Yasama, yürütme ve yargıdan sonra dördüncü güç olan basın aynı zamanda toplumsal olaylar karşısında kamuoyu oluşturmak, demokrasinin güçlenmesine ve gelişmesine katkı sağlamak hususlarında da önemli bir misyona sahiptir.
Basının özgür olmadığı bir ülkede ne demokrasiden ne de insan haklarından söz etmek mümkün olmaz. Bir ülkede basın ne kadar özgürse, demokrasi de o kadar güçlü olacaktır.
Ancak ne yazık ki; basın özgürlüğü ülkemizde neredeyse yok sayılmaktadır.
Sınır Tanımayan Gazeteciler Örgütü’nün (RSF) 2018 verilerine göre basın özgürlüğü sıralamasında Türkiye 180 ülke arasında 157’nci sırada. Türkiye’deki tutuklu gazeteci sayısı ise Uluslararası Basın Enstitüsü’nün (IPI) verilerine göre 157.

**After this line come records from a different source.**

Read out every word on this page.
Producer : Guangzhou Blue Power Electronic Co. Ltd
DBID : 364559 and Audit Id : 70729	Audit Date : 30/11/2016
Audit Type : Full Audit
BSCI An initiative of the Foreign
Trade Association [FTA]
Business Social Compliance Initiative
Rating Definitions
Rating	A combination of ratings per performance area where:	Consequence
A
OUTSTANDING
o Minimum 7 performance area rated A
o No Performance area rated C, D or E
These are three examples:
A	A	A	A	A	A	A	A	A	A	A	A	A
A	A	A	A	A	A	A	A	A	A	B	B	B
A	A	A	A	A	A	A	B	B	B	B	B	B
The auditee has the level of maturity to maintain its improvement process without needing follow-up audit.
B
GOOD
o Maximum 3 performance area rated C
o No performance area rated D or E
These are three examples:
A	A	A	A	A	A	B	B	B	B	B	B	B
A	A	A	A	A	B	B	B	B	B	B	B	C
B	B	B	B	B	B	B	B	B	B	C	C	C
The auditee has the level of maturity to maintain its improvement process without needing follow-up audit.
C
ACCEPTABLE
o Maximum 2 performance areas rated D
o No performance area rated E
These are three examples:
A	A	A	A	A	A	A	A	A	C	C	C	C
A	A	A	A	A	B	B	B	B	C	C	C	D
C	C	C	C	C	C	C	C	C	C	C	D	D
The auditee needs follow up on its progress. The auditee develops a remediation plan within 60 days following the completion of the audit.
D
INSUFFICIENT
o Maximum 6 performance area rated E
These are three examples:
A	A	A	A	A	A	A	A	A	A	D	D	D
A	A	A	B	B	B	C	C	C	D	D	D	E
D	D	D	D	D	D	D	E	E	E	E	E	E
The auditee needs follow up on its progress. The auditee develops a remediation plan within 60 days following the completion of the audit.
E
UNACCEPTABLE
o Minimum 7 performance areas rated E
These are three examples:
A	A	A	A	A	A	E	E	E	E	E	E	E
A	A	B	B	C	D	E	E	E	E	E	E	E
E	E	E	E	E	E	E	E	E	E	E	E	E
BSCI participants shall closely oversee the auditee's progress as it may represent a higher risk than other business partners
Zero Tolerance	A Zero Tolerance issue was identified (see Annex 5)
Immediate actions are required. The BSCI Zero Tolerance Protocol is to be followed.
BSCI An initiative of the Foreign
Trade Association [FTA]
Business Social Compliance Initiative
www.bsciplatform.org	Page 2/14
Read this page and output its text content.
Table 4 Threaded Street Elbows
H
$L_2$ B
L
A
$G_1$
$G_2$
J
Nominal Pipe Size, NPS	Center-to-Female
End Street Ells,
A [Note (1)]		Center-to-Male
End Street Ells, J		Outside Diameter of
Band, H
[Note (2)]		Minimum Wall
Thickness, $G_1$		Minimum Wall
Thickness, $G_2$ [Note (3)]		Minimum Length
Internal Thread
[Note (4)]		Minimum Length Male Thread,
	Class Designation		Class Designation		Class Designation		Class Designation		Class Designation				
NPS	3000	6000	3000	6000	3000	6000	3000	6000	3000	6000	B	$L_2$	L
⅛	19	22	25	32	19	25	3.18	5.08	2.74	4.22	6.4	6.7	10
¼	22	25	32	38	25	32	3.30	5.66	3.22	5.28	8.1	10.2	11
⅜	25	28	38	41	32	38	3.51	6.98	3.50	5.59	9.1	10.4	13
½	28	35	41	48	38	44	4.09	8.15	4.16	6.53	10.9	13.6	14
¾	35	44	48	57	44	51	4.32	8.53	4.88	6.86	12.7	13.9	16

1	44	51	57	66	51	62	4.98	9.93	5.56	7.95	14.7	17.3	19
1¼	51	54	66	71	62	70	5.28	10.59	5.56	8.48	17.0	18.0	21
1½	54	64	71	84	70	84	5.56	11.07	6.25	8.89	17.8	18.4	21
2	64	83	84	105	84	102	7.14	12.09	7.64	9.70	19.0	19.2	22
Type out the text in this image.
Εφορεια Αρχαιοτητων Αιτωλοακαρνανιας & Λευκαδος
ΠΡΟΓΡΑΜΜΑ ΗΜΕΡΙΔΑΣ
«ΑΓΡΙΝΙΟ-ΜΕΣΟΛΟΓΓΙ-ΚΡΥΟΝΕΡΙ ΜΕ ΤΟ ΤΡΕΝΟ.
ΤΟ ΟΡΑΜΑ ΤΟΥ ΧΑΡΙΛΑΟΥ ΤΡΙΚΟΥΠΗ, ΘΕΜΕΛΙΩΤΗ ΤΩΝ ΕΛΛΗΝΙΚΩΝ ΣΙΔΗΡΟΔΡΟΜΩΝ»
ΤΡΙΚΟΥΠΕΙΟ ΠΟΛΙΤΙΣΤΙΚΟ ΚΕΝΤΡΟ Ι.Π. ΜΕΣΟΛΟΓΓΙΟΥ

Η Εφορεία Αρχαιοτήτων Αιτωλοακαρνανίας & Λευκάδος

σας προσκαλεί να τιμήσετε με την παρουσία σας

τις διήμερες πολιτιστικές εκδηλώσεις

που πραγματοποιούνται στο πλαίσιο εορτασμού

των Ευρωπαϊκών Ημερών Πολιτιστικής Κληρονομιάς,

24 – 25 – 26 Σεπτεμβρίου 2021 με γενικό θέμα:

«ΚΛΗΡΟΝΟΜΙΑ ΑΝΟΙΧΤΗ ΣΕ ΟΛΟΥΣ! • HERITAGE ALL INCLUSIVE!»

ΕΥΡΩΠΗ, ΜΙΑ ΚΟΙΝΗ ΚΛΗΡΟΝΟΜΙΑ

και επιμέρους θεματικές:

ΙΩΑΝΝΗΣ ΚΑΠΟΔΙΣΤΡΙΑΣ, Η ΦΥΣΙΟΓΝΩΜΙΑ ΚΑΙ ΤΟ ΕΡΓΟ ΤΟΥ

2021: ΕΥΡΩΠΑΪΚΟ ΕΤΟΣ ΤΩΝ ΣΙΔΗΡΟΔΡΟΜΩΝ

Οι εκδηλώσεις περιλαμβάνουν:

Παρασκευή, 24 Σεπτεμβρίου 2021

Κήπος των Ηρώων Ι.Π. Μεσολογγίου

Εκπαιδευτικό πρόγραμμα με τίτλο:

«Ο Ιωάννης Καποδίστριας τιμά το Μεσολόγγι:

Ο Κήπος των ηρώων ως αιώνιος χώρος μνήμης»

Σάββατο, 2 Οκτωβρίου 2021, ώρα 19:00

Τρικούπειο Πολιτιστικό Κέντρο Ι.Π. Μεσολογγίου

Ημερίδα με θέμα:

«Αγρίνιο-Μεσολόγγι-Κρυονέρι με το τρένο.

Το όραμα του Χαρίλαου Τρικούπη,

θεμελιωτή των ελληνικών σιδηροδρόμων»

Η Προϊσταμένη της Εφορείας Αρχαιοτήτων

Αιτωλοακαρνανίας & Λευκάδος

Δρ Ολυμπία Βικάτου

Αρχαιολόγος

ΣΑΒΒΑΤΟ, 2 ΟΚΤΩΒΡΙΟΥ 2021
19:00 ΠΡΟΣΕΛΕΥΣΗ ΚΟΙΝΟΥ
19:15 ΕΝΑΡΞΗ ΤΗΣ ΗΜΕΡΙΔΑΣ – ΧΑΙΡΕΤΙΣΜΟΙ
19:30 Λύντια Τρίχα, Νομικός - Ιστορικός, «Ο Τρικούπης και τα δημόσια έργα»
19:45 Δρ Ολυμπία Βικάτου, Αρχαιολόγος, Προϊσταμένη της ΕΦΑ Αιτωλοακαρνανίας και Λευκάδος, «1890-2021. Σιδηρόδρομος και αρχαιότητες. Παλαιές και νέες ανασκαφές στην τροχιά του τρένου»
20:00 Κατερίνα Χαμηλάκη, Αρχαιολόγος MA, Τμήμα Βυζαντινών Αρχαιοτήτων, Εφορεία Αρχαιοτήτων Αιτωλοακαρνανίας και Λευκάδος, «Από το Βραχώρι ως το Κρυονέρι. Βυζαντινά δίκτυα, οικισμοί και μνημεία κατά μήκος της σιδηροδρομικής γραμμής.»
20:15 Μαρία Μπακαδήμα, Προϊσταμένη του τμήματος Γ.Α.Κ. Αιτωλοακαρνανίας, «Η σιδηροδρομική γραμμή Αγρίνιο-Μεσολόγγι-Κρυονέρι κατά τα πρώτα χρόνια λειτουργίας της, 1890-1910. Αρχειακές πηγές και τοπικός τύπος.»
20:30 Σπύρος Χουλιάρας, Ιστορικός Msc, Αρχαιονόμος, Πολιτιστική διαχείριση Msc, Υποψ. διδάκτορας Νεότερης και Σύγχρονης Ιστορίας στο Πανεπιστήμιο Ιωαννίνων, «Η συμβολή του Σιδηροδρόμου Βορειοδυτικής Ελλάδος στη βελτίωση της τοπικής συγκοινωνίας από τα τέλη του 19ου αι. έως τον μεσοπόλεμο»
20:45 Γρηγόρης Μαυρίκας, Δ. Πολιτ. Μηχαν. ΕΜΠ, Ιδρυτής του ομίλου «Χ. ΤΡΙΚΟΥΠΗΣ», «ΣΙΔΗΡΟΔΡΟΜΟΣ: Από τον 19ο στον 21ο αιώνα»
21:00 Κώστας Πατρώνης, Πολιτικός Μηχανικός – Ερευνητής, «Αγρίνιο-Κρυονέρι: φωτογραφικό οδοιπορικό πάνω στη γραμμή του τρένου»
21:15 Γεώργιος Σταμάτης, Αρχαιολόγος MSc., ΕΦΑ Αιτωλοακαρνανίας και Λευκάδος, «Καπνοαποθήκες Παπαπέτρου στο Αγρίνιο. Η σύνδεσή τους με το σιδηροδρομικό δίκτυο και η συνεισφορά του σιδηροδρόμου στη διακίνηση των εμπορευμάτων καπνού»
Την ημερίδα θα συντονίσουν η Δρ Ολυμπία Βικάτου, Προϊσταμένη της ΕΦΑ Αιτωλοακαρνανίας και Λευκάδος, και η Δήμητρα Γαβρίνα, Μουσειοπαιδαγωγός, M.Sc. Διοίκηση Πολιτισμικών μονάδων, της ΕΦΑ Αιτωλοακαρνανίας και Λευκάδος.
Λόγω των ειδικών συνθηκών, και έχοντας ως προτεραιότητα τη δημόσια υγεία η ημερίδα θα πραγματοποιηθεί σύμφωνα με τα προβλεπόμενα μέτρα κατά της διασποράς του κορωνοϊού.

Halkın haber alma hakkına bir saldırı olmasına karşın göz göre göre getirilen yayın yasakları, medya kuruluşlarının tek elde toplanması, halkın elini attığı her gazetede aynı manşeti görüp, her kanalda aynı konukları dinlediği sözde tartışma programları; Kürsüden gazetecilere savrulan tehditler, ekonomik baskı altına alınan yerel ve ulusal radyolar, televizyonlar ve gazeteler, güvencesiz çalışan haberciler basının ülkemizdeki durumunu ortaya koyuyor.
Medyanın çok renkliliği silindikçe, toplumda kutuplaşma artıyor. Geride bıraktığımız yılda 700’ün üzerinde gazeteci işsiz kaldı. Gazeteciler bugünün Türkiye’sinde özgür bir şekilde mesleğini icra edemiyor.
Bu nedenle bütün yaşananlara rağmen özverili çalışmalarınızı, Türkiye gündemini belirleyen haberlerinizi her sabah ısrarla, büyük bir merak ve heyecanla takip ettiğimizi bilmenizi istiyor; çalışan, çalışabilen, işsiz kalan ve gönlü gazetecilikte olan tüm gazetecilerin gününü tebrik ediyorum.